Ik word stapel van Evert ten Napel

Evert ten Napel is een belabberde voetbalcommentator. De manier waarop hij zich er makkelijk vanaf maakt door zijn commentaar op makkelijke en luie clichés te laten leunen is voor mij altijd een constante bron van irritatie geweest. Om maar niet te spreken over de periode dat hij, waarschijnlijk na een of twee lesjes Portugees, elk Champions league wedstrijd van Real Madrid verpestte met zijn “Figoes” en “Ronaldoes” (bij Barcelona speelde toen nog “Rivaldoe”).

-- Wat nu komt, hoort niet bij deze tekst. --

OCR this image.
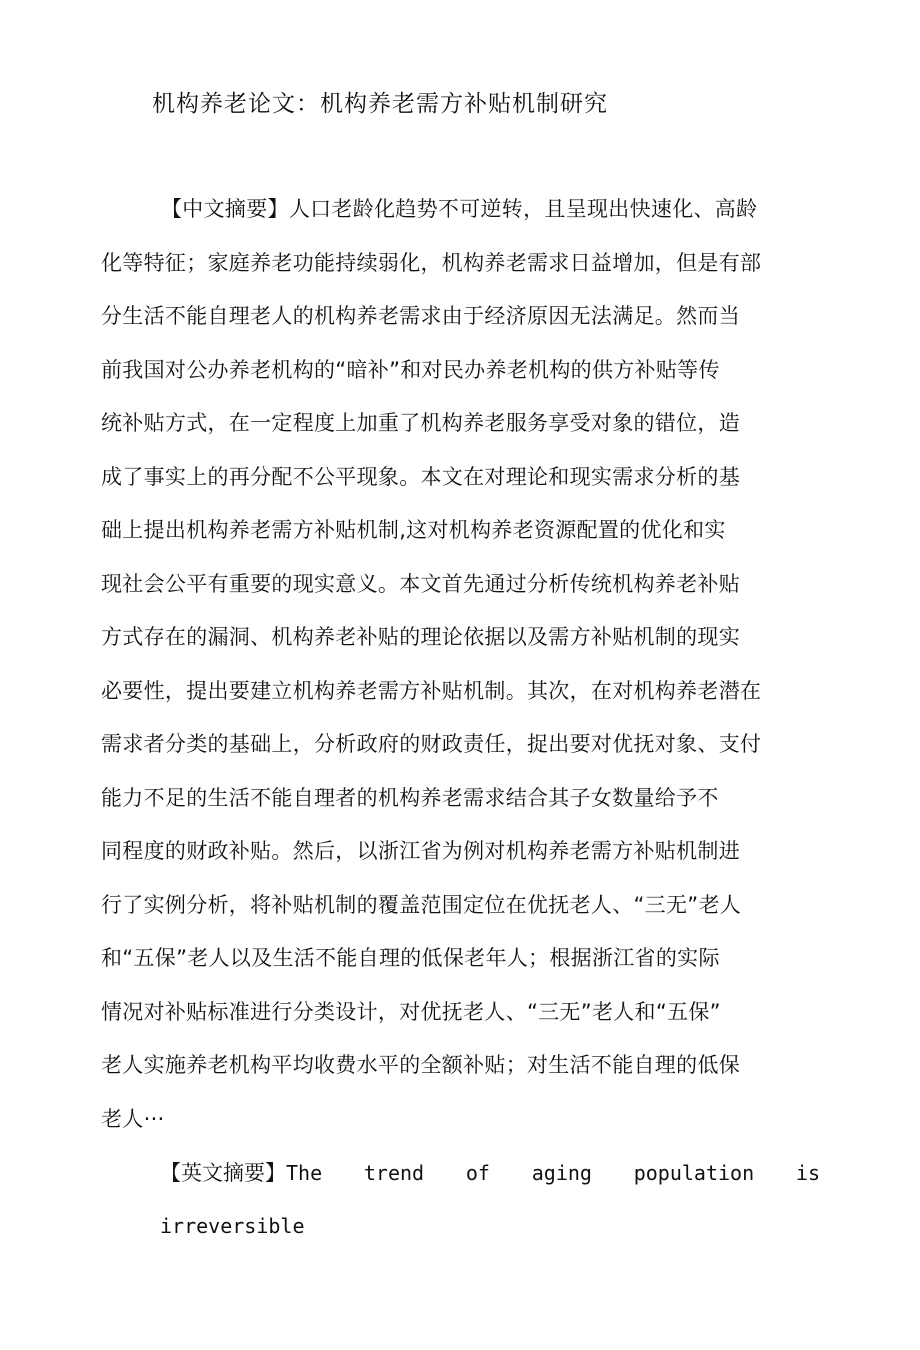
机构养老论文：机构养老需方补贴机制研究
【中文摘要】人口老龄化趋势不可逆转，且呈现出快速化、高龄
化等特征；家庭养老功能持续弱化，机构养老需求日益增加，但是有部
分生活不能自理老人的机构养老需求由于经济原因无法满足。然而当
前我国对公办养老机构的“暗补”和对民办养老机构的供方补贴等传
统补贴方式，在一定程度上加重了机构养老服务享受对象的错位，造
成了事实上的再分配不公平现象。本文在对理论和现实需求分析的基
础上提出机构养老需方补贴机制,这对机构养老资源配置的优化和实
现社会公平有重要的现实意义。本文首先通过分析传统机构养老补贴
方式存在的漏洞、机构养老补贴的理论依据以及需方补贴机制的现实
必要性，提出要建立机构养老需方补贴机制。其次，在对机构养老潜在
需求者分类的基础上，分析政府的财政责任，捉出要对优抚对象、支付
能力不足的生活不能自理者的机构养老需求结合其子女数量给予不
同程度的财政补贴。然后，以浙江省为例对机构养老需方补贴机制进
行了实例分析，将补贴机制的覆盖范围定位在优抚老人、“三无”老人
和“五保”老人以及生活不能自理的低保老年人；根据浙江省的实际
情况对补贴标准进行分类设计，对优抚老人、“三无”老人和“五保”
老人实施养老机构平均收费水平的全额补贴；对生活不能自理的低保
老人···
【英文摘要】 The trend of aging population is
irreversible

Woorden schieten mij tekort om te beschrijven hoe zeer Ten Napel het bloed onder mijn nagels vandaan haalt. Gelukkig kan Nico Dijkshoorn beter met woorden overweg dan ik en weet hij in zijn column voor VI zeer treffend het irritatiefactor Ever ten Napel te beschrijven:

Evert doet dat al jarenlang, bepaalde eigenschappen koppelen aan de nationaliteit. Ik kan mij zijn verslag nog herinneren tijdens Nederland-Brazilië tijdens het WK van 1998. Om gek van te worden.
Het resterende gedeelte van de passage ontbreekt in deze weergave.